Trehan N, Mishra Y, Mehta Y, Jangid D R
Escorts Heart Institute and Research Centre, New Delhi, India.
Ann Thorac Surg. 1998 Sep;66(3):1113-8. doi: 10.1016/s0003-4975(98)00711-5.
To achieve complete myocardial revascularization in patients with diffuse coronary artery disease and patients at high risk if they undergo cardiopulmonary bypass such as severe systemic disease or diffuse arteriosclerosis of the aorta, we have adopted the technique of combining direct coronary artery bypass grafting without cardiopulmonary bypass with transmyocardial laser revascularization.
From April 1995 to September 1997 this technique was used in 77 patients. Ages ranged from 37 to 85 years with a mean of 56 +/- 17 years. Diffuse coronary artery lesions were present in 46 patients, 10 had severely deranged renal function, 7 had diffuse carotid artery lesions, and 7 had aortic arch atheromas. Liver dysfunction was present in 4 patients and severe obstructive airway disease in 3. The mean left ventricular ejection fraction was 0.45 +/- 0.05. Midsternotomy approach was used in 65 patients and anterior minithoracotomy in 12. Direct coronary artery bypass grafting without cardiopulmonary bypass was done to the left anterior descending coronary artery or right coronary artery or both. Transmyocardial laser revascularization using a 1,000-W CO2 laser machine was performed on the areas supplied by ungraftable coronary arteries or even in graftable distal targets in the posterolateral or inferior wall in patients who were at high risk if they underwent cardiopulmonary bypass.
The mean number of vessels bypassed was 1.12. One patient died of intractable ventricular arrhythmia in the early postoperative phase. Mean follow-up was 16.6 months. At 12 months 89% of the patients were angina free. Metabolic stress test demonstrated an average increase in exercise tolerance from 5.2 at baseline to 9.7 minutes at 12 months. Myocardial thallium scanning done at 3-, 6-, and 12-month intervals postoperatively revealed that myocardial perfusion in grafted segments had an exponential trend of improvement, and perfusion in transmyocardial laser revascularization segments showed a linear trend in the same period with a total gain of 28.4%.

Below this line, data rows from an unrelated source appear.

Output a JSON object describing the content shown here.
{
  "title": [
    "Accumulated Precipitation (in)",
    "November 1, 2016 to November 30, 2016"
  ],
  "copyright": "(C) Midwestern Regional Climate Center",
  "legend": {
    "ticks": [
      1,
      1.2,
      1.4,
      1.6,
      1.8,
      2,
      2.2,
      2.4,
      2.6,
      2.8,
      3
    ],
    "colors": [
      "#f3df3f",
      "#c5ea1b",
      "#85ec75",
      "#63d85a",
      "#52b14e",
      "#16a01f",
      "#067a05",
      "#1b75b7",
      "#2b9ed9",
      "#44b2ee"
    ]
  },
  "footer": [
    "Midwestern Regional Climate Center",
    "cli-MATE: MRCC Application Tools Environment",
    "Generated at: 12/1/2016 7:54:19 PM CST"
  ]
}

Transmyocardial laser revascularization is an excellent adjunct to minimally invasive coronary artery bypass grafting to achieve complete myocardial revascularization in patients with graftable vessels in the anterior wall and ungraftable vessels in the posterior and inferior wall. This achieves complete myocardial revascularization without compromising safety in patients who are at high risk if they undergo cardiopulmonary bypass. Minimal morbidity and mortality in the present series revealed that this procedure is safe, and postoperative follow-up of these patients showed significant functional improvement as well as an improvement in myocardial perfusion scan.
为了使弥漫性冠状动脉疾病患者以及那些进行体外循环手术时风险较高(如患有严重全身性疾病或主动脉弥漫性动脉硬化)的患者实现完全心肌血运重建,我们采用了非体外循环下直接冠状动脉搭桥术与心肌激光血运重建术相结合的技术。
1995年4月至1997年9月,该技术应用于77例患者。年龄范围为37至85岁,平均年龄为56±17岁。46例患者存在弥漫性冠状动脉病变,10例肾功能严重紊乱,7例存在弥漫性颈动脉病变,7例有主动脉弓粥样硬化。4例患者存在肝功能障碍,3例有严重阻塞性气道疾病。平均左心室射血分数为0.45±0.05。65例患者采用胸骨正中切口,12例采用前外侧小切口。非体外循环下直接冠状动脉搭桥术应用于左前降支冠状动脉或右冠状动脉或两者。对于不可搭桥的冠状动脉供血区域,甚至对于那些进行体外循环手术风险较高的患者,在其下后壁可搭桥的远端靶点区域,使用1000瓦二氧化碳激光机进行心肌激光血运重建术。
平均搭桥血管数为1.12支。1例患者术后早期死于顽固性室性心律失常。平均随访时间为16.6个月。12个月时,89%的患者无心绞痛发作。代谢应激试验表明,运动耐量平均从基线时的5.2分钟增加到12个月时的9.7分钟。术后3个月、6个月和12个月进行的心肌铊扫描显示,搭桥节段的心肌灌注呈指数趋势改善,同期心肌激光血运重建节段的灌注呈线性趋势改善,总增益为28.4%。
心肌激光血运重建术是微创冠状动脉搭桥术的一种出色辅助手段,可使前壁可搭桥血管和后壁及下壁不可搭桥血管的患者实现完全心肌血运重建。这在不影响那些进行体外循环手术风险较高患者安全性的情况下实现了完全心肌血运重建。本系列病例的低发病率和死亡率表明该手术是安全的,对这些患者的术后随访显示功能有显著改善,心肌灌注扫描也有改善。